Herbstputz – Was eine Nistkastenreinigung verrät

Herbstputz – Was eine Nistkastenreinigung verrät

Im Herbst haben auch die letzten Jungvögel ihr Nest verlassen. Zeit für eine gründliche Nistkastenreinigung – ihr werdet staunen, was sie alles offenbart!

Nistkastenreinigung – Die richtige Technik

Sicher, in der freien Natur werden Nisthöhlen auch nicht einfach von Zauberhand sauber. Warum also solltet ihr den Nistkasten reinigen? Aus demselben Grund, weshalb ihr ihn aufgehängt habt: zum Vogelschutz. Denn die Kästen werden auch als Schlafplätze benutzt und sollen im nächsten Jahr wieder eine Vogelfamilie beherbergen. Altes Nistmaterial, tote Vogeljungen und vor allem Parasiten (Vogelflöhe, Milben, Zecken) stören da sehr.

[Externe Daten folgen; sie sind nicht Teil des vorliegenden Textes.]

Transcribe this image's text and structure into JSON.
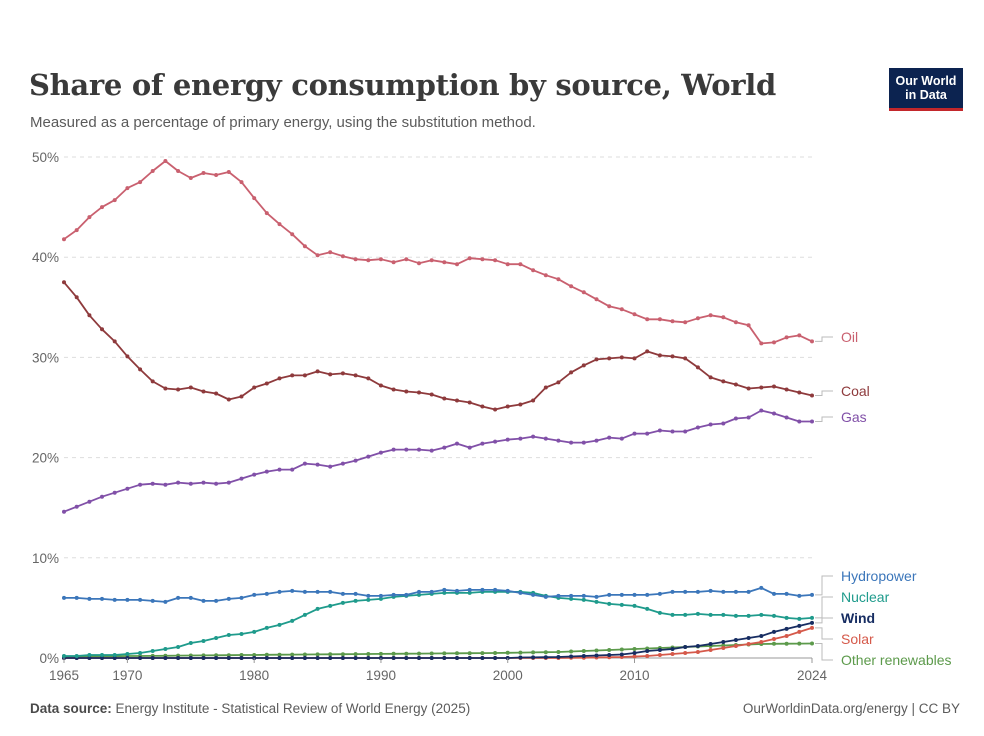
{
  "header": {
    "title": "Share of energy consumption by source, World",
    "subtitle": "Measured as a percentage of primary energy, using the substitution method.",
    "logo_line1": "Our World",
    "logo_line2": "in Data"
  },
  "footer": {
    "source_label": "Data source:",
    "source_text": "Energy Institute - Statistical Review of World Energy (2025)",
    "credit": "OurWorldinData.org/energy | CC BY"
  },
  "colors": {
    "oil": "#c9606f",
    "coal": "#8e3a3c",
    "gas": "#8150a8",
    "hydropower": "#3b76ba",
    "nuclear": "#1f9b8c",
    "wind": "#172d62",
    "solar": "#d5594a",
    "other": "#5c9a4b",
    "grid": "#dddddd",
    "logo_bg": "#0c2350",
    "logo_bar": "#c3272b"
  },
  "chart_data": {
    "type": "line",
    "title": "Share of energy consumption by source, World",
    "xlabel": "",
    "ylabel": "",
    "xlim": [
      1965,
      2024
    ],
    "ylim": [
      0,
      50
    ],
    "y_ticks": [
      "0%",
      "10%",
      "20%",
      "30%",
      "40%",
      "50%"
    ],
    "y_tick_values": [
      0,
      10,
      20,
      30,
      40,
      50
    ],
    "x_ticks": [
      "1965",
      "1970",
      "1980",
      "1990",
      "2000",
      "2010",
      "2024"
    ],
    "x_tick_values": [
      1965,
      1970,
      1980,
      1990,
      2000,
      2010,
      2024
    ],
    "grid": true,
    "start_year": 1965,
    "series": [
      {
        "key": "oil",
        "name": "Oil",
        "values": [
          41.8,
          42.7,
          44.0,
          45.0,
          45.7,
          46.9,
          47.5,
          48.6,
          49.6,
          48.6,
          47.9,
          48.4,
          48.2,
          48.5,
          47.5,
          45.9,
          44.4,
          43.3,
          42.3,
          41.1,
          40.2,
          40.5,
          40.1,
          39.8,
          39.7,
          39.8,
          39.5,
          39.8,
          39.4,
          39.7,
          39.5,
          39.3,
          39.9,
          39.8,
          39.7,
          39.3,
          39.3,
          38.7,
          38.2,
          37.8,
          37.1,
          36.5,
          35.8,
          35.1,
          34.8,
          34.3,
          33.8,
          33.8,
          33.6,
          33.5,
          33.9,
          34.2,
          34.0,
          33.5,
          33.2,
          31.4,
          31.5,
          32.0,
          32.2,
          31.6
        ]
      },
      {
        "key": "coal",
        "name": "Coal",
        "values": [
          37.5,
          36.0,
          34.2,
          32.8,
          31.6,
          30.1,
          28.8,
          27.6,
          26.9,
          26.8,
          27.0,
          26.6,
          26.4,
          25.8,
          26.1,
          27.0,
          27.4,
          27.9,
          28.2,
          28.2,
          28.6,
          28.3,
          28.4,
          28.2,
          27.9,
          27.2,
          26.8,
          26.6,
          26.5,
          26.3,
          25.9,
          25.7,
          25.5,
          25.1,
          24.8,
          25.1,
          25.3,
          25.7,
          27.0,
          27.5,
          28.5,
          29.2,
          29.8,
          29.9,
          30.0,
          29.9,
          30.6,
          30.2,
          30.1,
          29.9,
          29.0,
          28.0,
          27.6,
          27.3,
          26.9,
          27.0,
          27.1,
          26.8,
          26.5,
          26.2
        ]
      },
      {
        "key": "gas",
        "name": "Gas",
        "values": [
          14.6,
          15.1,
          15.6,
          16.1,
          16.5,
          16.9,
          17.3,
          17.4,
          17.3,
          17.5,
          17.4,
          17.5,
          17.4,
          17.5,
          17.9,
          18.3,
          18.6,
          18.8,
          18.8,
          19.4,
          19.3,
          19.1,
          19.4,
          19.7,
          20.1,
          20.5,
          20.8,
          20.8,
          20.8,
          20.7,
          21.0,
          21.4,
          21.0,
          21.4,
          21.6,
          21.8,
          21.9,
          22.1,
          21.9,
          21.7,
          21.5,
          21.5,
          21.7,
          22.0,
          21.9,
          22.4,
          22.4,
          22.7,
          22.6,
          22.6,
          23.0,
          23.3,
          23.4,
          23.9,
          24.0,
          24.7,
          24.4,
          24.0,
          23.6,
          23.6
        ]
      },
      {
        "key": "hydropower",
        "name": "Hydropower",
        "values": [
          6.0,
          6.0,
          5.9,
          5.9,
          5.8,
          5.8,
          5.8,
          5.7,
          5.6,
          6.0,
          6.0,
          5.7,
          5.7,
          5.9,
          6.0,
          6.3,
          6.4,
          6.6,
          6.7,
          6.6,
          6.6,
          6.6,
          6.4,
          6.4,
          6.2,
          6.2,
          6.3,
          6.3,
          6.6,
          6.6,
          6.8,
          6.7,
          6.8,
          6.8,
          6.8,
          6.7,
          6.5,
          6.3,
          6.1,
          6.2,
          6.2,
          6.2,
          6.1,
          6.3,
          6.3,
          6.3,
          6.3,
          6.4,
          6.6,
          6.6,
          6.6,
          6.7,
          6.6,
          6.6,
          6.6,
          7.0,
          6.4,
          6.4,
          6.2,
          6.3
        ]
      },
      {
        "key": "nuclear",
        "name": "Nuclear",
        "values": [
          0.2,
          0.2,
          0.3,
          0.3,
          0.3,
          0.4,
          0.5,
          0.7,
          0.9,
          1.1,
          1.5,
          1.7,
          2.0,
          2.3,
          2.4,
          2.6,
          3.0,
          3.3,
          3.7,
          4.3,
          4.9,
          5.2,
          5.5,
          5.7,
          5.8,
          5.9,
          6.1,
          6.2,
          6.3,
          6.4,
          6.5,
          6.5,
          6.5,
          6.6,
          6.6,
          6.6,
          6.6,
          6.5,
          6.2,
          6.0,
          5.9,
          5.8,
          5.6,
          5.4,
          5.3,
          5.2,
          4.9,
          4.5,
          4.3,
          4.3,
          4.4,
          4.3,
          4.3,
          4.2,
          4.2,
          4.3,
          4.2,
          4.0,
          3.9,
          4.0
        ]
      },
      {
        "key": "wind",
        "name": "Wind",
        "values": [
          0,
          0,
          0,
          0,
          0,
          0,
          0,
          0,
          0,
          0,
          0,
          0,
          0,
          0,
          0,
          0,
          0,
          0,
          0,
          0,
          0,
          0,
          0,
          0,
          0,
          0,
          0,
          0,
          0,
          0,
          0,
          0,
          0,
          0,
          0,
          0,
          0.05,
          0.06,
          0.08,
          0.1,
          0.15,
          0.2,
          0.25,
          0.3,
          0.35,
          0.5,
          0.7,
          0.8,
          0.9,
          1.1,
          1.2,
          1.4,
          1.6,
          1.8,
          2.0,
          2.2,
          2.6,
          2.9,
          3.2,
          3.5
        ]
      },
      {
        "key": "solar",
        "name": "Solar",
        "values": [
          0,
          0,
          0,
          0,
          0,
          0,
          0,
          0,
          0,
          0,
          0,
          0,
          0,
          0,
          0,
          0,
          0,
          0,
          0,
          0,
          0,
          0,
          0,
          0,
          0,
          0,
          0,
          0,
          0,
          0,
          0,
          0,
          0,
          0,
          0,
          0,
          0,
          0,
          0,
          0,
          0.02,
          0.03,
          0.05,
          0.08,
          0.1,
          0.15,
          0.2,
          0.3,
          0.4,
          0.5,
          0.6,
          0.8,
          1.0,
          1.2,
          1.4,
          1.6,
          1.9,
          2.2,
          2.6,
          3.0
        ]
      },
      {
        "key": "other",
        "name": "Other renewables",
        "values": [
          0.15,
          0.15,
          0.16,
          0.17,
          0.18,
          0.2,
          0.2,
          0.21,
          0.22,
          0.24,
          0.25,
          0.26,
          0.27,
          0.28,
          0.3,
          0.3,
          0.32,
          0.33,
          0.34,
          0.35,
          0.36,
          0.37,
          0.38,
          0.39,
          0.4,
          0.41,
          0.42,
          0.43,
          0.44,
          0.45,
          0.46,
          0.47,
          0.48,
          0.49,
          0.5,
          0.52,
          0.54,
          0.56,
          0.58,
          0.6,
          0.65,
          0.7,
          0.75,
          0.8,
          0.85,
          0.9,
          0.95,
          1.0,
          1.05,
          1.1,
          1.15,
          1.2,
          1.25,
          1.3,
          1.35,
          1.4,
          1.42,
          1.43,
          1.44,
          1.45
        ]
      }
    ],
    "end_labels": [
      "Oil",
      "Coal",
      "Gas",
      "Hydropower",
      "Nuclear",
      "Wind",
      "Solar",
      "Other renewables"
    ]
  }
}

Bevor ihr den Kasten abnehmt, solltet ihr vorsichtig dagegen klopfen. Heimliche Mieter wie Mäuse können dann noch fliehen und springen euch beim Öffnen des Kastens nicht ins Gesicht. Nehmt ihn besser nicht mit ins Haus, sondern reinigt ihn gleich draußen. Meist reicht es, den Kasten gründlich auszufegen. Benutzt auf keinen Fall chemische Reinigungs- oder Desinfektionsmittel! Bei starken Verschmutzungen hilft auch heißes Wasser und starkes Schrubben. Lasst den Kasten danach gründlich austrocknen.

Wer hat hier gewohnt?

Viele Nistkastenbewohner hinterlassen recht deutliche Spuren. Vielleicht könnt ihr ja mit den folgenden Infos den einen oder anderen erkennen! Ein Kasten mit knochenhaltigem Gewölle hat definitiv Eulenvögel beherbergt. Das Gewölle der Schleiereule trägt außerdem eine glänzende Speichelhülle und ist sehr gut zu erkennen. Die Gewölle von Steinkauz (er brütet nur in Niströhren) und Zwergohreule enthalten viel Chitin – Überreste der gefressenen Insekten.

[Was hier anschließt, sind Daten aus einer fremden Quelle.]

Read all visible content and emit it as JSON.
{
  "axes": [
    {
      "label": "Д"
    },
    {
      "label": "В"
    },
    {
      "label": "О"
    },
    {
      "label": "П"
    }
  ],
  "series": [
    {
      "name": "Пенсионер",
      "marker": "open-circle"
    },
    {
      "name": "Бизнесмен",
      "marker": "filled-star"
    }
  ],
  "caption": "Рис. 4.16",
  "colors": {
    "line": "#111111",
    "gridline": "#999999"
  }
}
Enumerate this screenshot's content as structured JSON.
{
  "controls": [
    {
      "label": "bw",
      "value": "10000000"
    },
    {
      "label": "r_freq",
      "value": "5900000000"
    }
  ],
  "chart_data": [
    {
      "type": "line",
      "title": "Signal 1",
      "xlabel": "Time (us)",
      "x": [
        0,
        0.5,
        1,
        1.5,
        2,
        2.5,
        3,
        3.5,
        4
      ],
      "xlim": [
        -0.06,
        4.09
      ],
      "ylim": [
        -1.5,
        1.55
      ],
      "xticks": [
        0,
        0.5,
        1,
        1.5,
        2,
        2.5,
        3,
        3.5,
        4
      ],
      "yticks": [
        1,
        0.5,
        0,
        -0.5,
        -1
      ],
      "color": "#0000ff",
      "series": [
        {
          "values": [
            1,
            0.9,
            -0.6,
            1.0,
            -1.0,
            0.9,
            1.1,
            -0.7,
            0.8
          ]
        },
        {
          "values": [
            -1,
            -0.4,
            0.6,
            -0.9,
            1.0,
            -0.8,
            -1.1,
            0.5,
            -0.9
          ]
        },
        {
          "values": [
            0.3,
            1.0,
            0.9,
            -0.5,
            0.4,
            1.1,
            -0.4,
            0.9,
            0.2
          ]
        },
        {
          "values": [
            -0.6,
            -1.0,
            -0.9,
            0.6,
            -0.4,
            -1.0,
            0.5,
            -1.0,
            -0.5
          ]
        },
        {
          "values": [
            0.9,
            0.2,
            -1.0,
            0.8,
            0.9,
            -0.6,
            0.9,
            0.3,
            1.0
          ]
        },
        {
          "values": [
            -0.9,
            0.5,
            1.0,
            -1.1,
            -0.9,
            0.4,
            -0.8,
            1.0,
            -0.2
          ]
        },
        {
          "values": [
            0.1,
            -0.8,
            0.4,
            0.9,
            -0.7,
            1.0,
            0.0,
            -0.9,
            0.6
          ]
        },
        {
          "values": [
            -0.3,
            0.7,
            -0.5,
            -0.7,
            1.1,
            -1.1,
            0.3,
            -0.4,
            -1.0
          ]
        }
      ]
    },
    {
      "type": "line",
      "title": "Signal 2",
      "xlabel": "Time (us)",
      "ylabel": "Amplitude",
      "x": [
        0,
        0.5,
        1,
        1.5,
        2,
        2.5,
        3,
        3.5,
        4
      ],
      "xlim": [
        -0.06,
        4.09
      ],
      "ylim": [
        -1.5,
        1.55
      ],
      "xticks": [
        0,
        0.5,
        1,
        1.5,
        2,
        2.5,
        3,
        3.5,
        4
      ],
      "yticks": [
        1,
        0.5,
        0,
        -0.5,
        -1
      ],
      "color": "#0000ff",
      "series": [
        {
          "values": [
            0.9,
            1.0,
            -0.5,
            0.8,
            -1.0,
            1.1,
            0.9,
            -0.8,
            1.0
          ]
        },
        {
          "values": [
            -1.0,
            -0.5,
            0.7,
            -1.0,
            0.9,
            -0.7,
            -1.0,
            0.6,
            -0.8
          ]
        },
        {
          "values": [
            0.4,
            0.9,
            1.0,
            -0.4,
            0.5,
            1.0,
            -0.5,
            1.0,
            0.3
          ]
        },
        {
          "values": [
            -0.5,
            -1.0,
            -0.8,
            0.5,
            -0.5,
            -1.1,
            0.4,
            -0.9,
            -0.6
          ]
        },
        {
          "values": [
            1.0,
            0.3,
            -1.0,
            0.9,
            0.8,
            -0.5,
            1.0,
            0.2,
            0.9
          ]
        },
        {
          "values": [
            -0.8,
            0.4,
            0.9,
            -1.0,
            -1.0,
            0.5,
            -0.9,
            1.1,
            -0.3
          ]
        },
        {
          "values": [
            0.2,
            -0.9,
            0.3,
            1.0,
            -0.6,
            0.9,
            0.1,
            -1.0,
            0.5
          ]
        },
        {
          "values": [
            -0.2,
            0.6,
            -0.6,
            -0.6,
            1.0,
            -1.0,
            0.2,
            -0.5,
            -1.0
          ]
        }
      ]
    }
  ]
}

Unter den Entenvögeln greifen vor allem Mandarinente, Schellente und Gänsesäger auf Nistkästen zurück. Die Bestimmung ist hier allerdings eine Herausforderung. Leichter wird es, wenn ihr Resteier im Kasten findet oder die zurückgelassenen Dunen mit einem Buch bestimmen könnt.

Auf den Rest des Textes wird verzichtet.